We have identified that the PhyioHeart™ lacks hepatological and nephrological clearances and substance supplementations. In the upcoming future, the blood perfusate should be kept physiological and renewed constantly to maintain metabolomics and proteomic profiles and to remove toxins either with dialysis, new platelet-poor plasma [52] or a similar complex medium (i.e. HCO3, HEPES, inorganic salts, amino acids, carbohydrates, fatty acids, lipids, vitamins (Cernevit), trace elements, colloids and hormones for vasodilation like Milrinone). Dialysis and hemofiltration may be helpful by removing excess water, toxins and stabilizing the electrolyte and ion balance as the periods of arrhythmia observed in the PhysioHeart™ experiments were associated with high ion concentrations. Finally, these attempts are assumed to attenuate the loss of cardiac function in the platform and would lead to more standardized and improved experimentation.

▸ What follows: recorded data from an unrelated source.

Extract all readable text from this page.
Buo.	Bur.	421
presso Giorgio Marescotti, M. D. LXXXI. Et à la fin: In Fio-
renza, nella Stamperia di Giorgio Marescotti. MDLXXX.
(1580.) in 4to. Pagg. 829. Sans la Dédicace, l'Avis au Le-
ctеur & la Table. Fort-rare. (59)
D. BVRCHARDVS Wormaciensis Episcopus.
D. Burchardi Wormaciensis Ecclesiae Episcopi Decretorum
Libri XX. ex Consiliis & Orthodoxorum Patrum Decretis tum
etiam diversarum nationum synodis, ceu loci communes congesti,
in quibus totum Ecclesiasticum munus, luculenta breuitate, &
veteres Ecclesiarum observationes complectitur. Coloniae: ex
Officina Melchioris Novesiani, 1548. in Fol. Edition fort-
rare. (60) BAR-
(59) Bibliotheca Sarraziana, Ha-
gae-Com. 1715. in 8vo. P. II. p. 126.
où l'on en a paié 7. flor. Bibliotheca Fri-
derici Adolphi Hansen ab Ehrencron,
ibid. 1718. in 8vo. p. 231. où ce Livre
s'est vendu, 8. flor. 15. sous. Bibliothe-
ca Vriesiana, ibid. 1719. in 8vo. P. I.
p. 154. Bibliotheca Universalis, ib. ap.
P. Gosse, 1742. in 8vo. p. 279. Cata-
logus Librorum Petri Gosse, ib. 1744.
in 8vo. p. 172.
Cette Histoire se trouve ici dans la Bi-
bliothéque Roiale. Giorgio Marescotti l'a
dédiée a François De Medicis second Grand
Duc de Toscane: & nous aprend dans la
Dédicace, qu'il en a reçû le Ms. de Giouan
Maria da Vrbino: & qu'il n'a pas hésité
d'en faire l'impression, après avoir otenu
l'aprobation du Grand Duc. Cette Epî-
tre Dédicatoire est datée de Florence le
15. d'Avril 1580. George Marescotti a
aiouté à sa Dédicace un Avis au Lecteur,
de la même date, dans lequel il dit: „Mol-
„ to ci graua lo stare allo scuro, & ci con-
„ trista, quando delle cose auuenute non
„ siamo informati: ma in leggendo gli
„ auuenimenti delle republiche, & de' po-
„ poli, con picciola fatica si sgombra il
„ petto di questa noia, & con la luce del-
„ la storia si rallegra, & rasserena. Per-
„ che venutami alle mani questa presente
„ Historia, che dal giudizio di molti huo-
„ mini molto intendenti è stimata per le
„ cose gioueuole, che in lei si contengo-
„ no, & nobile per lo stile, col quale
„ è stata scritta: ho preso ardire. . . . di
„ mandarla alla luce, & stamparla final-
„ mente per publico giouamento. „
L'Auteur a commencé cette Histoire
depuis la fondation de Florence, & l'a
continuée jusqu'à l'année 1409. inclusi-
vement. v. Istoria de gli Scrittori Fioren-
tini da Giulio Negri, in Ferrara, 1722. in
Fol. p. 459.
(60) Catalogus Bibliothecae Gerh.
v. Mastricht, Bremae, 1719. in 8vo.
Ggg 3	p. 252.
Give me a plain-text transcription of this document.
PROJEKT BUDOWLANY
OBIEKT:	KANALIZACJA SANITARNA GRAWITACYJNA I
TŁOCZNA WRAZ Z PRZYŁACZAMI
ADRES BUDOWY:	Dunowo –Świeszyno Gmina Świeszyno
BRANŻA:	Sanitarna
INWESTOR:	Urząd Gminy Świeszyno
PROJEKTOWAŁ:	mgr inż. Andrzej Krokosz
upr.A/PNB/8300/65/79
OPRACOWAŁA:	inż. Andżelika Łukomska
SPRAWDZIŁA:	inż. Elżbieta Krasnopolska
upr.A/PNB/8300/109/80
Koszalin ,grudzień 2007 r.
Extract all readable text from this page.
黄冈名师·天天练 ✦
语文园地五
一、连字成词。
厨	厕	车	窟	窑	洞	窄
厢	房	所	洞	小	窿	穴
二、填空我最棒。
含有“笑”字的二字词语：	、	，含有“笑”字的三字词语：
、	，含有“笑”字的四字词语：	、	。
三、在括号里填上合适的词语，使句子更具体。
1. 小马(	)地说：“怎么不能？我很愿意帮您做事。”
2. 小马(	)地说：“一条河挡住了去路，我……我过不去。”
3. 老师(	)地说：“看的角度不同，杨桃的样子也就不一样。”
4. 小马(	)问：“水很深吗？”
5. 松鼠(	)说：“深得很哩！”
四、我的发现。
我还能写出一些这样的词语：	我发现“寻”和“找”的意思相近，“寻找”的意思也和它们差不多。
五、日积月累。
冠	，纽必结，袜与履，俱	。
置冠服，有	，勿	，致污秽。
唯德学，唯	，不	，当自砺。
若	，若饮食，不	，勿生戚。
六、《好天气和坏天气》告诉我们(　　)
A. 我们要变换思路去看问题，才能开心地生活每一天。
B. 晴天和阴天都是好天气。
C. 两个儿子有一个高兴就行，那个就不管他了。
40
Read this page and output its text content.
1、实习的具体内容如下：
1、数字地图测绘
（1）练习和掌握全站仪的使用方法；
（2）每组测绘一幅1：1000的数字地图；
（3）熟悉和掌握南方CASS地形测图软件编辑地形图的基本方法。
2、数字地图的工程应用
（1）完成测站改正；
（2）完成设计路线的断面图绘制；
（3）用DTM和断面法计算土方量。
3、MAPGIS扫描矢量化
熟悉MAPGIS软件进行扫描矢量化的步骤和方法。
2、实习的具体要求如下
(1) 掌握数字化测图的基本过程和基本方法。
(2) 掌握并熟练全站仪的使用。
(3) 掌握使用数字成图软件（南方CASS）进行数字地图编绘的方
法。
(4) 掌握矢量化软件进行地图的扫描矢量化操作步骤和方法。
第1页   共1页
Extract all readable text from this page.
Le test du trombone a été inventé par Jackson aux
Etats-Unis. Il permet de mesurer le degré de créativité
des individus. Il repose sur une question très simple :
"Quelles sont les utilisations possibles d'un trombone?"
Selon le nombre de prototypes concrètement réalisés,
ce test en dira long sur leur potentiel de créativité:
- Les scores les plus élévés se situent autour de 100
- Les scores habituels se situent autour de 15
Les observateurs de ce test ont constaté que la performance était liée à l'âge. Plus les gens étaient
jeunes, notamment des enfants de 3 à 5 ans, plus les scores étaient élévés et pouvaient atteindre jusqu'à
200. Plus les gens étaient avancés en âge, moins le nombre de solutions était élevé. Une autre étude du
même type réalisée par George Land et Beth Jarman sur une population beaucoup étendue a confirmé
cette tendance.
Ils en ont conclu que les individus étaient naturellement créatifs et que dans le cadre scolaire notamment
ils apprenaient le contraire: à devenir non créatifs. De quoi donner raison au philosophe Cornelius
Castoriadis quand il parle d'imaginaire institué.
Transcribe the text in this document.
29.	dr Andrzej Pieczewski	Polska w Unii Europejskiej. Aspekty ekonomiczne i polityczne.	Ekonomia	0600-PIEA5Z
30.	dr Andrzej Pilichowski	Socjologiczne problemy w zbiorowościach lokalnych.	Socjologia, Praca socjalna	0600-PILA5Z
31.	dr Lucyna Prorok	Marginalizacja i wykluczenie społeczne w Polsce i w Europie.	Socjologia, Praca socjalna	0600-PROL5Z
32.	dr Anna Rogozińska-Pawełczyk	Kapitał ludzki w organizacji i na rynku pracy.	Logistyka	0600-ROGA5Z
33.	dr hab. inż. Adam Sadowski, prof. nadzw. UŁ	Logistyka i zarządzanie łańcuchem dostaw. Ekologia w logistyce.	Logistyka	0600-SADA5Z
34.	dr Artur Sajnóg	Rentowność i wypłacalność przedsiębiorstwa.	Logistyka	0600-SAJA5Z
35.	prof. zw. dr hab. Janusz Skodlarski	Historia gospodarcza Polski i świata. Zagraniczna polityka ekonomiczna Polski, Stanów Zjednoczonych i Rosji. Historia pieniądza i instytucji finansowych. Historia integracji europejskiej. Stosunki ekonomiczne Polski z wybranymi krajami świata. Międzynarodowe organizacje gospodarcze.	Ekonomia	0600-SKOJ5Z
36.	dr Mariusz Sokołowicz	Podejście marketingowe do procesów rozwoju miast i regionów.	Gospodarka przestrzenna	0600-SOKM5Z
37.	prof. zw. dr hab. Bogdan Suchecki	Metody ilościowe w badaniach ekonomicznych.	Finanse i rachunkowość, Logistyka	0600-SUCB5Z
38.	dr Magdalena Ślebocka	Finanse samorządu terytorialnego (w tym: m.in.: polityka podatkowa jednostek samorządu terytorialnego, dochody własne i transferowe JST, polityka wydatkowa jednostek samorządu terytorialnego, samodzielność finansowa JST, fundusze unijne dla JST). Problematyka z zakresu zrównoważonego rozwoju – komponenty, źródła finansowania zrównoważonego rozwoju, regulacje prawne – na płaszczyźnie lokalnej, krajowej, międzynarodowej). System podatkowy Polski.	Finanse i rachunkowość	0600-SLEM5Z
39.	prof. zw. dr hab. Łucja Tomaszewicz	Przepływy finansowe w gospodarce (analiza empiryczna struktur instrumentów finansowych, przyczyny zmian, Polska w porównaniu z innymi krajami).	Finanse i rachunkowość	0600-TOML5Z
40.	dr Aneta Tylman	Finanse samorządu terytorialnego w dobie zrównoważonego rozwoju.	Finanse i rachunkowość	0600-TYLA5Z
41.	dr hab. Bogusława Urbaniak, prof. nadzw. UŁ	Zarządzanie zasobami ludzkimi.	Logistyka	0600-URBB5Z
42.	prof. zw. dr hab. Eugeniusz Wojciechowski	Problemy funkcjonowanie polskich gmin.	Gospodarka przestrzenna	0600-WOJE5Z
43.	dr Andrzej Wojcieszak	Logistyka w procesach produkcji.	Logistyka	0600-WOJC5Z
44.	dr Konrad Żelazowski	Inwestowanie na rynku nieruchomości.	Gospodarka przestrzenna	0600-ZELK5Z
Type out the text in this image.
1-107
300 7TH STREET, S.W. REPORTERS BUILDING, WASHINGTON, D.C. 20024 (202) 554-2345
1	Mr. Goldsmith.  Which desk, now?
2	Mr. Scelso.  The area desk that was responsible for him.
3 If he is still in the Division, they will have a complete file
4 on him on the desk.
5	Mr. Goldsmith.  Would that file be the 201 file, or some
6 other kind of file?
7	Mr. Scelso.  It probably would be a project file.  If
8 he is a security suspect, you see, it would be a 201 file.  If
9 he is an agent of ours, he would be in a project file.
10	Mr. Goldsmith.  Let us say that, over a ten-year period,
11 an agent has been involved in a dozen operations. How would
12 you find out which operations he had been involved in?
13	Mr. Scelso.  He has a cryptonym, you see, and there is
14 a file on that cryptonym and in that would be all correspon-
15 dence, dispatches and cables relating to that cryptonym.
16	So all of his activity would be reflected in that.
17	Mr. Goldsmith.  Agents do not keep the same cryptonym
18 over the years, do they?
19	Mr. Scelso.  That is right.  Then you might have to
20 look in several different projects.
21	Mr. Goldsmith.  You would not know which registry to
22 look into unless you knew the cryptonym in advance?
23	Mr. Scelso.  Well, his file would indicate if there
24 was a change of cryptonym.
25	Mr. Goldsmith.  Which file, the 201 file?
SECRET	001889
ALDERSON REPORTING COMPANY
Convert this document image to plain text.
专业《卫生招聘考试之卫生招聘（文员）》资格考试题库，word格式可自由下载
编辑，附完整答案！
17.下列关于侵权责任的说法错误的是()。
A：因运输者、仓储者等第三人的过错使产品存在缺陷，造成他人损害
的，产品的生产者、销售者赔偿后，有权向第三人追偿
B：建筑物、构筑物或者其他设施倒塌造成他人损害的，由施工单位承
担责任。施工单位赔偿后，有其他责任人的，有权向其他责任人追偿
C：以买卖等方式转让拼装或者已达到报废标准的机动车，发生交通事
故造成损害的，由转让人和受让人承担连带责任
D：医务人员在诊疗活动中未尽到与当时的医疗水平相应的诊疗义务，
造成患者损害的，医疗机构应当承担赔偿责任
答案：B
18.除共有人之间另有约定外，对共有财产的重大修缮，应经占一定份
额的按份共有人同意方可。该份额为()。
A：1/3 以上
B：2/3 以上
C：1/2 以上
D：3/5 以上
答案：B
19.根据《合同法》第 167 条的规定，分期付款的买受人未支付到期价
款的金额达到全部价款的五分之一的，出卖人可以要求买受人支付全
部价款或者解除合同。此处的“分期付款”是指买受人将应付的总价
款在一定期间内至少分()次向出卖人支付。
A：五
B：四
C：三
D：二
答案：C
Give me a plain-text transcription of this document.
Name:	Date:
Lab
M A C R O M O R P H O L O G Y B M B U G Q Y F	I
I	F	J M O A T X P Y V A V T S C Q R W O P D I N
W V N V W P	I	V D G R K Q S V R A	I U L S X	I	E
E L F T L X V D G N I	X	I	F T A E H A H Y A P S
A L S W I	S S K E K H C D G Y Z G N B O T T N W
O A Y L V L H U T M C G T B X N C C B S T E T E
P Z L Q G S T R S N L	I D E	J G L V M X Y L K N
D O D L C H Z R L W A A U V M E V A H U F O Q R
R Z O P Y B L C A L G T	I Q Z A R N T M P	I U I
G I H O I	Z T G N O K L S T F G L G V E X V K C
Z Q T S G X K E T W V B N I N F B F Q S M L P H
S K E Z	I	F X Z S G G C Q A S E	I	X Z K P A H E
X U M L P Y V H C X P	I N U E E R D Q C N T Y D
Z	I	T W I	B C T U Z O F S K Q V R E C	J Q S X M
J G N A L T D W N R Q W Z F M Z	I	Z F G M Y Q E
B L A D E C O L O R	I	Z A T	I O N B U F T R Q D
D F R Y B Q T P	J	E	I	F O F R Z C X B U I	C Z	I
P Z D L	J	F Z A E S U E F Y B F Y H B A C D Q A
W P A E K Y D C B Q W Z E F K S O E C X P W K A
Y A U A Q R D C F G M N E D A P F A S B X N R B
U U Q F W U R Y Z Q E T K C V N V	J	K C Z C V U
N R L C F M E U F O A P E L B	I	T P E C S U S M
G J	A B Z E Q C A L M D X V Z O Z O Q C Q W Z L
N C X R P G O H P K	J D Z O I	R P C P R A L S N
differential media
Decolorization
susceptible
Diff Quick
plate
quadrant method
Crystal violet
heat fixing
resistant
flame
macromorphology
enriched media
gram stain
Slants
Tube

Limitations of the current PhysioHeart™ experiments
Despite low animal costs, big animal isolated heart experiments remain costly. Therefore, the scope of this study was rather exploratory in order to determine the boundary conditions and attempts needed to prolong physiological cardiac perfusion in our model.
All the hearts had different initial left ventricular function and electrical activity, which result in a ‘normal variation’ that may affect small-number experiments. Therefore, it is important to standardize and optimize the harvest and mounting procedures to avoid outlying negative performance at the start of the experiment. An additional limitation is that the blood pool volumes between experiments were not equal could have influenced blood marker concentrations; a standard initial volume is required to ensure consistency across experimental acquisitions. Additionally, the priming volume for deairing the circuit was not equal between experiments and, most likely, biased the baseline measurements; in future experiments, the priming volume will be considered when analyzing baseline values. Finally, one may consider non-invasive epicardial monitoring such as echocardiography, stress-strain imaging and speckle imaging to detect early signs of ischemia that may result in corrective or supporting actions. Moreover, the use of square grids limits the electrophysiological study to a small region of the heart; the use of more sophisticated electrode arrays, capable of making whole-heart measurements, would enable a more comprehensive electrophysiological study. Finally, micro-puncture histology during and at the end of the experiments may be useful as a hard outcome parameter.